There’s a scene in Mary Goes Round, a quietly comic debut feature from writer and director Molly McGlynn, which takes place at a fancy baby shower. As the overprivileged mommies gather amidst the pastel packages the situation seems ripe for nasty laughs, but McGlynn is determined not to do the obvious. By the time the titular Mary downs several flutes of pink champagne (plus some miniatures of Jack Daniels she’s got stashed in her purse), curses the assembled guests and crashes her boyfriend’s car, you might expect to be guffawing loudly. The effect, however, is much more muted. With a sympathetic performance from Aya Cash in the lead role, McGlynn is not going to produce black comedy at the expense of the alcoholic Mary. Why then, one wonders, has she placed her in such a ridiculous setting?

Mary Goes Round, which enjoyed an international premiere and some flattering attention at the Toronto International Film Festival last September, is a small drama of frustrating restraint. What follows the drunken baby shower is a rather formulaic family story as Mary travels from Toronto to Niagara Falls to visit the father (John Ralston) she has not seen in years. There she discovers he is dying of cancer, and wants her help breaking the bad news to the teenage half-sister (Sara Waisglass) who Mary is meeting for the first time. The pay-off from such a familiar trajectory of estrangement, anger and eventual reunion feels far too small for it to be worth holding back on any directorial flourish that might distinguish the proceedings.
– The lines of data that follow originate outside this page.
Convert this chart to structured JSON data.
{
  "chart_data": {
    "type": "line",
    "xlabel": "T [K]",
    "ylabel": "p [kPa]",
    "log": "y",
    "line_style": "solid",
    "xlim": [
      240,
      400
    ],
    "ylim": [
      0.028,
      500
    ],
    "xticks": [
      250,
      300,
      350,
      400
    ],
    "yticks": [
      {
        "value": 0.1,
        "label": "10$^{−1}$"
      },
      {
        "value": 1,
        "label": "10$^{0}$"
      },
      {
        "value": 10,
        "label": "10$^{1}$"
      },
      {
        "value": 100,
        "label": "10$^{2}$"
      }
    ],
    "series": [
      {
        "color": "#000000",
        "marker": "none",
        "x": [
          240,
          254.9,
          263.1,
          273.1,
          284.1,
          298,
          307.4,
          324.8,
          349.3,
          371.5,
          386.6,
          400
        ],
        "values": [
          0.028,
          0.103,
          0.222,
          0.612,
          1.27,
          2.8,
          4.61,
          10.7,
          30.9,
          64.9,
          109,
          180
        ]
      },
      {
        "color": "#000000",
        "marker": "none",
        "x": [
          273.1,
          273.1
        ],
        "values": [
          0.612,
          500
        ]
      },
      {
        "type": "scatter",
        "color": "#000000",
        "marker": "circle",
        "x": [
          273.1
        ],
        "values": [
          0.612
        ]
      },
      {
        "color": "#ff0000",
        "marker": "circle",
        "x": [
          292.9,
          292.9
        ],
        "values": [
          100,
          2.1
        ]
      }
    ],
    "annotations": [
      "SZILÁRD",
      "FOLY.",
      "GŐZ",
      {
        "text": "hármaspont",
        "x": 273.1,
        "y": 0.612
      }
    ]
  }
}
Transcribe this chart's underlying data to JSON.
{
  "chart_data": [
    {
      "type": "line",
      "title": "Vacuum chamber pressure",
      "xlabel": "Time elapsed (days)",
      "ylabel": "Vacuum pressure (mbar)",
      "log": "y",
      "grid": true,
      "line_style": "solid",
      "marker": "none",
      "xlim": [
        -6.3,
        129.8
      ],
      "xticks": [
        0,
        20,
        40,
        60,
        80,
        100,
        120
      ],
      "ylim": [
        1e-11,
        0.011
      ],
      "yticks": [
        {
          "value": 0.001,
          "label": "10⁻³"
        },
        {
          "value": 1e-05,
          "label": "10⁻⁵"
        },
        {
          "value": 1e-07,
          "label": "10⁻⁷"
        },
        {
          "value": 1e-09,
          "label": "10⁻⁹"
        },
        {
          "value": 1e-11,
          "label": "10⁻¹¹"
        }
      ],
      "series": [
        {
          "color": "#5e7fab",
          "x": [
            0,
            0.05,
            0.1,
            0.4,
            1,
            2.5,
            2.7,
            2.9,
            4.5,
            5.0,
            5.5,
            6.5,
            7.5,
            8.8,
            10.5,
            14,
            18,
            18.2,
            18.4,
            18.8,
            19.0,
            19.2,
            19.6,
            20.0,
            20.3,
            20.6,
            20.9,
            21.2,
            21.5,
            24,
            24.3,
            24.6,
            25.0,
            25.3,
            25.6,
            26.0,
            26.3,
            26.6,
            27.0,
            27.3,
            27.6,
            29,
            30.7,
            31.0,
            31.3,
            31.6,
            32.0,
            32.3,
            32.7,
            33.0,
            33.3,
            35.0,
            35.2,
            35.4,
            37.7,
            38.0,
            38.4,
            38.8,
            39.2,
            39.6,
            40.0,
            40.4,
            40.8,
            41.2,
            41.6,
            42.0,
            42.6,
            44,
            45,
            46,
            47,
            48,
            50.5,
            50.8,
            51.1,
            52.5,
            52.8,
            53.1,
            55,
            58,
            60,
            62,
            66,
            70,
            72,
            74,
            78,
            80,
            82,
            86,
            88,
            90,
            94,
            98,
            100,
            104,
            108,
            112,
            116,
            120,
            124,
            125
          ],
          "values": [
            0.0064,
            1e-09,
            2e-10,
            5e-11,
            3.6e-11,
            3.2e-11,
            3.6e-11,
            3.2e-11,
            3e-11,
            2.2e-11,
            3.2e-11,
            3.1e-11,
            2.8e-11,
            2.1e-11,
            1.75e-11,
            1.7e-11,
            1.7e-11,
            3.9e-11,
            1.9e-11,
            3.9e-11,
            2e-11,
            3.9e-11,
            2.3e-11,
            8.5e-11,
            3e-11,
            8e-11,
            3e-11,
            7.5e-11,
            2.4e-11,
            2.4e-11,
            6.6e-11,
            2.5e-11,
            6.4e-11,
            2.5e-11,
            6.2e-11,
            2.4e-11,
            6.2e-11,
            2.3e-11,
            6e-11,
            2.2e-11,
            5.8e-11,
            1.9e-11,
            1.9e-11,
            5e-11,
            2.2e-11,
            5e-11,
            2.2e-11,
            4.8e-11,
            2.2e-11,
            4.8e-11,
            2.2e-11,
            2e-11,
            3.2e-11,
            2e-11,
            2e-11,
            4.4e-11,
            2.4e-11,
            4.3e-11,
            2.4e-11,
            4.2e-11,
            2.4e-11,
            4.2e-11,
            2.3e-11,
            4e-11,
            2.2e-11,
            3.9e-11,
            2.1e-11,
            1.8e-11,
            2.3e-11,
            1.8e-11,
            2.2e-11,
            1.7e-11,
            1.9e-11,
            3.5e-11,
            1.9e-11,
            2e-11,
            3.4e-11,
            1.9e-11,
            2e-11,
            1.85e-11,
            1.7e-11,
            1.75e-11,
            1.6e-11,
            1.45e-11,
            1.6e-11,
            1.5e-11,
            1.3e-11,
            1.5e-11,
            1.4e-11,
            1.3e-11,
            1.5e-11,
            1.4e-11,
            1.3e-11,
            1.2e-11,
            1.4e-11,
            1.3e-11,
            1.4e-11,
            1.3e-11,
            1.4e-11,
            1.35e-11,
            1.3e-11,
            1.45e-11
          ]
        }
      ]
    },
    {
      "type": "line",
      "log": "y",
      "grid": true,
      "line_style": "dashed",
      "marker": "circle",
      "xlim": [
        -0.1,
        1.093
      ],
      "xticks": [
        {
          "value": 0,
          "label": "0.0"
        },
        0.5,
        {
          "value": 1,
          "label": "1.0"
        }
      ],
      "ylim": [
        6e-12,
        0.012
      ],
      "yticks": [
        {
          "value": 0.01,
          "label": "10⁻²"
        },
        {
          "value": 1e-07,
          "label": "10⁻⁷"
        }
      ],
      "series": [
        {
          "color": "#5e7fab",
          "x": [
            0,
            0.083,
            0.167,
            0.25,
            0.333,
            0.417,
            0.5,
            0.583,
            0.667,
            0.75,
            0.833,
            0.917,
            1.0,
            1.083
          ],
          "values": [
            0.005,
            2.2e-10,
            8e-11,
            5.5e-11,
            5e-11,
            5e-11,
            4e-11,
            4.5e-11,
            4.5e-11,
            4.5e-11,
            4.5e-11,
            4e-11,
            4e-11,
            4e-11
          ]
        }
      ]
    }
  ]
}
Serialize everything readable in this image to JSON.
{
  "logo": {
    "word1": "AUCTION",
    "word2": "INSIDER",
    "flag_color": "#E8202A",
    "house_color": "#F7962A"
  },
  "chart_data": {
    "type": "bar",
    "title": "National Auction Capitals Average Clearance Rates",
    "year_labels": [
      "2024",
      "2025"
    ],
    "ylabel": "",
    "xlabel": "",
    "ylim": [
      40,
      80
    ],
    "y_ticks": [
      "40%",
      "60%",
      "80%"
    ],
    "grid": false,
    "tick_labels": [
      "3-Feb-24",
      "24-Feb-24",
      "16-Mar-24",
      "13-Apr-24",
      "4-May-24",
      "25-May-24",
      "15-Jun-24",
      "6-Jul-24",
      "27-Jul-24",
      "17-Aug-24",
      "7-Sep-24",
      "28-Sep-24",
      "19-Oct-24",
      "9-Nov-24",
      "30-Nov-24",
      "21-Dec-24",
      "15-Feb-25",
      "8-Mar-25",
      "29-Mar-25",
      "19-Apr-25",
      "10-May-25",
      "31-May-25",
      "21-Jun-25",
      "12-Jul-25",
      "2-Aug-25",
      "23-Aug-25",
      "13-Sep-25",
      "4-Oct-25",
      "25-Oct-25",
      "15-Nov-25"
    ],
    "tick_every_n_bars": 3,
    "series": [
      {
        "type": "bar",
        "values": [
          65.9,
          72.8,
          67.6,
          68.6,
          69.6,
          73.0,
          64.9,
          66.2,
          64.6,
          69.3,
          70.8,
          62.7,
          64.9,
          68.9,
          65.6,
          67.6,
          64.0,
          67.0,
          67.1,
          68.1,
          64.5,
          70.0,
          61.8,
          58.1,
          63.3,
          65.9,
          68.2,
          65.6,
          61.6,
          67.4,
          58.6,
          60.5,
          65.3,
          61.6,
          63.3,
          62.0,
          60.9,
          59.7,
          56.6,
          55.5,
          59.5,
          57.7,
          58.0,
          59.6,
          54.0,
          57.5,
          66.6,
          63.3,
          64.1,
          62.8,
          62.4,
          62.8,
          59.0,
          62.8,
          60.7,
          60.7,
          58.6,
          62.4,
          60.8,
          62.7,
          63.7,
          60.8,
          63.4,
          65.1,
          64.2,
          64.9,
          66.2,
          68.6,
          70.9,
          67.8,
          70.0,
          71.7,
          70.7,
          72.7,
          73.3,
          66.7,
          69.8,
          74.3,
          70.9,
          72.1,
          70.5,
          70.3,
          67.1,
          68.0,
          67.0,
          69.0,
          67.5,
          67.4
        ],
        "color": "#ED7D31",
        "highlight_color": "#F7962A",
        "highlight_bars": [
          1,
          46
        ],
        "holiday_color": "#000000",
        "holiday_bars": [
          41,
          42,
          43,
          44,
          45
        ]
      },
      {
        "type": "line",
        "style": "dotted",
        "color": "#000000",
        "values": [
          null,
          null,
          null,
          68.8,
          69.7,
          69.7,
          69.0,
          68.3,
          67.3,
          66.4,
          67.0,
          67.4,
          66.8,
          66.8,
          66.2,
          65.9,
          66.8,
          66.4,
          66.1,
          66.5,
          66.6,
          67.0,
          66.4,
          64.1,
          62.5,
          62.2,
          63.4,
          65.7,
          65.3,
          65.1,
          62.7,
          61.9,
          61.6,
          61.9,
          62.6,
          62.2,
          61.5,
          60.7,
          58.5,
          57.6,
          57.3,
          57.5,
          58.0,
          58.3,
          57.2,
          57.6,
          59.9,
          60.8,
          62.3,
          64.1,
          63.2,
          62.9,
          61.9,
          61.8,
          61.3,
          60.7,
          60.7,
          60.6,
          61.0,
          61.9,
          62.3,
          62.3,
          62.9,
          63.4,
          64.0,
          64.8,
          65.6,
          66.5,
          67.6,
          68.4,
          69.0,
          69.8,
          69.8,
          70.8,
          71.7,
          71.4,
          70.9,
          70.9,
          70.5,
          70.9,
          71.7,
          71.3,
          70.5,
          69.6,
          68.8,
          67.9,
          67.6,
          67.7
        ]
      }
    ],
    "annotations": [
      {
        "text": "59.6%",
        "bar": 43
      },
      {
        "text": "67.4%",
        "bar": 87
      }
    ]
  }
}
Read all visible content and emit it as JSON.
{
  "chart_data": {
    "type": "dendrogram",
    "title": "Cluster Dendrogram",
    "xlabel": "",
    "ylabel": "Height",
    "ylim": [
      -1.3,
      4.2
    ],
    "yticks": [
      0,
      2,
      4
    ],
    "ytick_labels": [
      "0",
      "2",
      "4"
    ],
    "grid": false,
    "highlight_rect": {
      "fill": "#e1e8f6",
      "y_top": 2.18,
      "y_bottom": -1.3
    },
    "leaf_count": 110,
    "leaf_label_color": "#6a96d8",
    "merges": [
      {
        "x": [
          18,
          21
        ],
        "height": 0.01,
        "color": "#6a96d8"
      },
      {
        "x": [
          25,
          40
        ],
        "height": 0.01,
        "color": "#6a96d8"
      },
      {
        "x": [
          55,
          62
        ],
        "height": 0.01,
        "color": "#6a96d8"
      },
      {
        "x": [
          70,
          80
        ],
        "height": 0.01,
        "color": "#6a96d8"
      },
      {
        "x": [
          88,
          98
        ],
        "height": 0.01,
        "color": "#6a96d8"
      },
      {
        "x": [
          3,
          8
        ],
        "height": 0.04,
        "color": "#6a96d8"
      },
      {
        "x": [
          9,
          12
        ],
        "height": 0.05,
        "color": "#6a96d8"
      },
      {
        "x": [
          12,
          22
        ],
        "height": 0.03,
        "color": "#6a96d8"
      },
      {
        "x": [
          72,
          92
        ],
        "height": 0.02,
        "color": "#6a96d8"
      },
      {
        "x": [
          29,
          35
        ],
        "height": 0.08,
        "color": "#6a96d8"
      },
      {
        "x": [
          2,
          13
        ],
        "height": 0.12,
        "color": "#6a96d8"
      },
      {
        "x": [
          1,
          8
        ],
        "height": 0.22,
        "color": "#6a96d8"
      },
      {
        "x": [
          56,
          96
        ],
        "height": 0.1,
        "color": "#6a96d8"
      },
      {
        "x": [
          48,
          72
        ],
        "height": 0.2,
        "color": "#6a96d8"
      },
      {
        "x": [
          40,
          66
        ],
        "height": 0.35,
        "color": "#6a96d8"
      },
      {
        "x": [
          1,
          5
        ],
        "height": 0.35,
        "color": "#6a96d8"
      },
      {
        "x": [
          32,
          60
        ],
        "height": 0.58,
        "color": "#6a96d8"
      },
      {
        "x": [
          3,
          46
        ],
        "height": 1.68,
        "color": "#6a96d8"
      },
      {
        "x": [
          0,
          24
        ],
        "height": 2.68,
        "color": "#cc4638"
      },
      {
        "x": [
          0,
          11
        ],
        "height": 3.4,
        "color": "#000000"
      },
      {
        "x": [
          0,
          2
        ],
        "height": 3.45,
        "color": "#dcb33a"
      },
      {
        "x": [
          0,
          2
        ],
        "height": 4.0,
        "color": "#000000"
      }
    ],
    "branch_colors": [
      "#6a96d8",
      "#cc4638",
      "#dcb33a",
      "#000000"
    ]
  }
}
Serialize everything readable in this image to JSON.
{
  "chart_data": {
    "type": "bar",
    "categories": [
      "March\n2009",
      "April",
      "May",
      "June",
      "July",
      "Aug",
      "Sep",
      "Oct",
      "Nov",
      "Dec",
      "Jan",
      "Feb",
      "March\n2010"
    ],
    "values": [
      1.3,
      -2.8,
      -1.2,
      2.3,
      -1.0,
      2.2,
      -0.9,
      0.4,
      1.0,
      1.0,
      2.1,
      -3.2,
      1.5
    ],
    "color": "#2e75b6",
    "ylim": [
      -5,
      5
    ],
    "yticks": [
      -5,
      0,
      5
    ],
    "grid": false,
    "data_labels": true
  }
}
Sometimes McGlynn’s tact does deliver unexpectedly: she is highly sensitive to the plight of alcoholics, and draws a particularly sensitive performance from Melanie Nicholls-King as a self-confident and helpful woman named Lou who Mary meets at an AA meeting. The small details in a scene where Lou reveals that she has fallen off the wagon are among the film’s smartest moments.

In other places, however, the director’s approach is infuriating: the big joke at the top of the film is that Mary, who is busy downing vodka shots in her off hours, actually works as an addiction counsellor. Perhaps the initial scene where a viewer realizes that she is leading a therapy group, not participating in it, does not need to be played for broad comedy, but it should at least produce something more ironically revelatory than a head-shaking sense of the narrative confusion clearing. That whole piece of the story feels like a squandered opportunity.

The scene includes Mary’s unhelpful advice to a woman who is bemoaning her inability to stay sober, and if Cash’s delivery of Mary’s snotty response is a nicely crafted zinger, it’s the other woman’s unbridled rage that actually feels real and engaging. Female alcoholism is mainly a pretext for melodrama at the movies – perhaps you had the misfortune to follow what happened after Emily Blunt began gulping from her spiked water bottle in The Girl on the Train. McGlynn’s quiet approach may be admirable, but it falls awkwardly between two stools, proving itself neither dramatic enough nor fun enough to raise up the drunken Mary.

Mary Goes Round opens March 30 in Toronto.